There is already such a mechanism. It's the fact that the declaration
happens in an extension instead of in the original protocol.

> > I also disagree with the claim that the current rules are confusing.
> In college, my brilliant mathematician friend Fazil divided all problems
> into two categories: “impossible” and “trivial.” The difference was
> whether Fazil knew the answer. Several times, I saw him tied in knots at
> the whiteboard, and then a problem’s status would suddenly flip in a
> single aha moment: “This is impossible. Impossib– Wait, no this is
> trivial!” [starts erasing everything]
> Point is, everything seems obvious when it’s no longer confusing. I stand
> firm on my assertion that these rules are not obvious to those who
> haven’t already studied them carefully, and that a reshuffling that makes
> intent more explicit (and possibly allows dynamic dispatch in more
> circumstances) would prevent a lot of bugs out there in the wild.
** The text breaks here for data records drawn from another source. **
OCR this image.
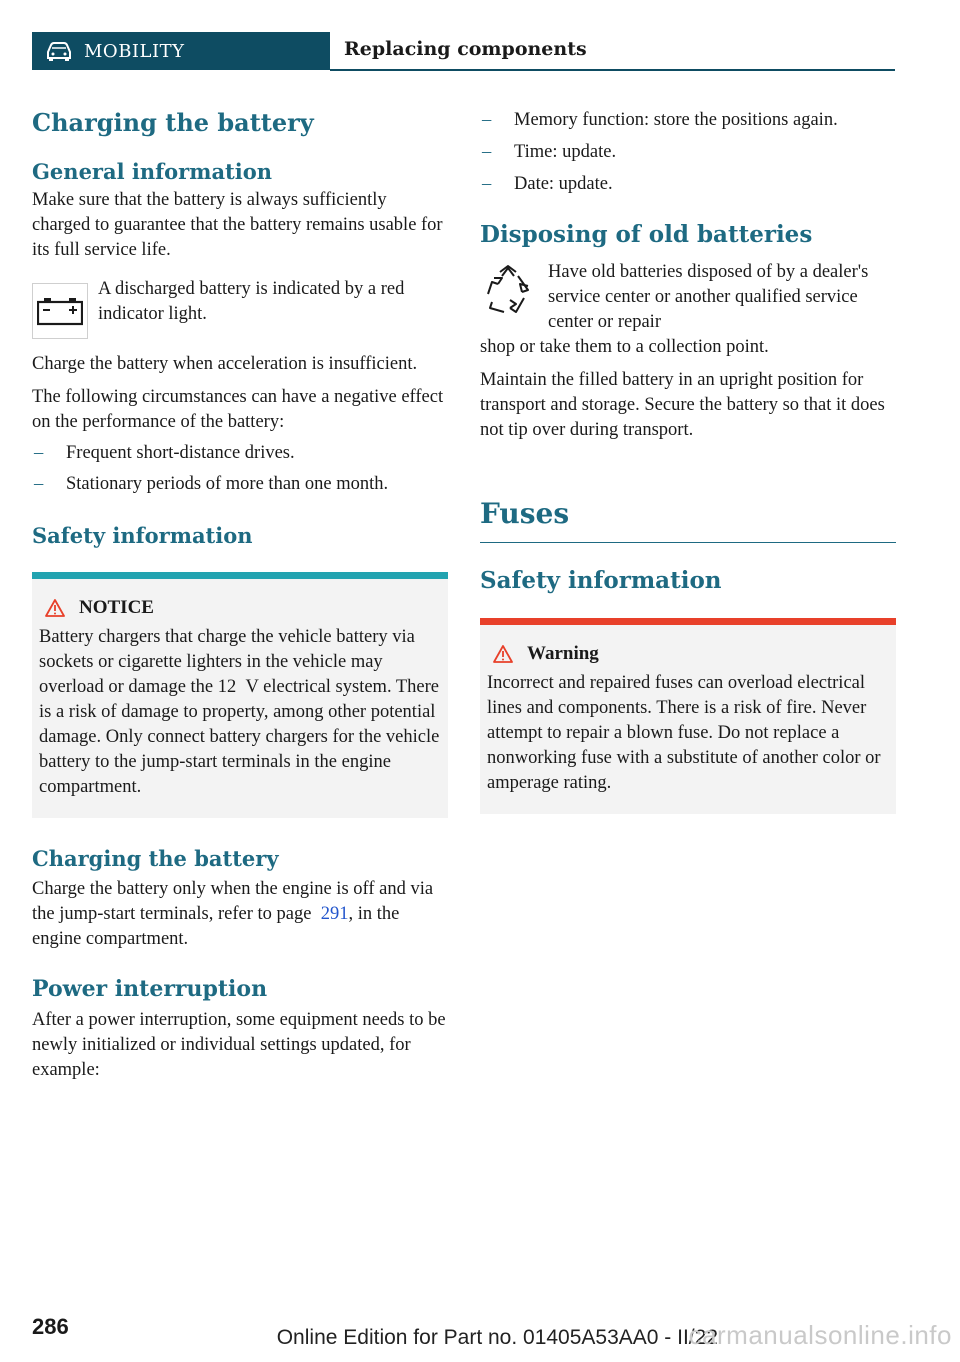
MOBILITY	Replacing components
Charging the battery
General information
Make sure that the battery is always sufficiently charged to guarantee that the battery remains usable for its full service life.
A discharged battery is indicated by a red indicator light.
Charge the battery when acceleration is insufficient.
The following circumstances can have a negative effect on the performance of the battery:
– Frequent short-distance drives.
– Stationary periods of more than one month.
Safety information
NOTICE
Battery chargers that charge the vehicle battery via sockets or cigarette lighters in the vehicle may overload or damage the 12  V electrical system. There is a risk of damage to property, among other potential damage. Only connect battery chargers for the vehicle battery to the jump-start terminals in the engine compartment.
Charging the battery
Charge the battery only when the engine is off and via the jump-start terminals, refer to page  291, in the engine compartment.
Power interruption
After a power interruption, some equipment needs to be newly initialized or individual settings updated, for example:
– Memory function: store the positions again.
– Time: update.
– Date: update.
Disposing of old batteries
Have old batteries disposed of by a dealer's service center or another qualified service center or repair
shop or take them to a collection point.
Maintain the filled battery in an upright position for transport and storage. Secure the battery so that it does not tip over during transport.
Fuses
Safety information
Warning
Incorrect and repaired fuses can overload electrical lines and components. There is a risk of fire. Never attempt to repair a blown fuse. Do not replace a nonworking fuse with a substitute of another color or amperage rating.
286	Online Edition for Part no. 01405A53AA0 - II/22
carmanualsonline.info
I'm saying it's not confusing because there is an extremely simple rule
to determine whether method call through a protocol type allows
overriding (e.g. dynamic dispatch). And the rule is: Was the method
declared in the protocol? If it was, great! You get dynamic dispatch. If
it wasn't, there's no dynamic dispatch. The reason why this is confusing
to people is because nobody's clearly stating the rule.

I also disagree with the claim that changing this would prevent a lot of
bugs. I think it would introduce plenty of other bugs, because methods
in protocol extensions would start being unexpectedly overridden.

Dynamic dispatch in Swift is something that is opt-in, and it should
stay that way. The only implicit dynamic dispatch is methods/properties
on non-final classes can be overridden in subclasses, but that's an
explicit feature of classes (and still requires the `override` keyword
on the subclass method/property). Protocols of course have dynamic
dispatch, but only when used as protocol objects; it's still static
dispatch when used as generic type constraints (nitpick: the change
being discussed here also affects static method dispatch resolution in
specialization of generic functions, and lumping this under "dynamic
dispatch" is slightly misleading).

> If we must mix static and dynamic dispatch, I’d like to make sure every
> Swift programmer _chooses_ one instead of accidentally using it. I’m sure
> the language could do better on that front, given Joe’s comment about
> module-based scoping of names. I need to give this some more thought.

The language already makes you choose it today. If this is unclear to
people, then we need to perhaps work on how protocols and protocol
extensions are explained instead of further muddying the waters by
making things dynamically-dispatched that really don't need to be.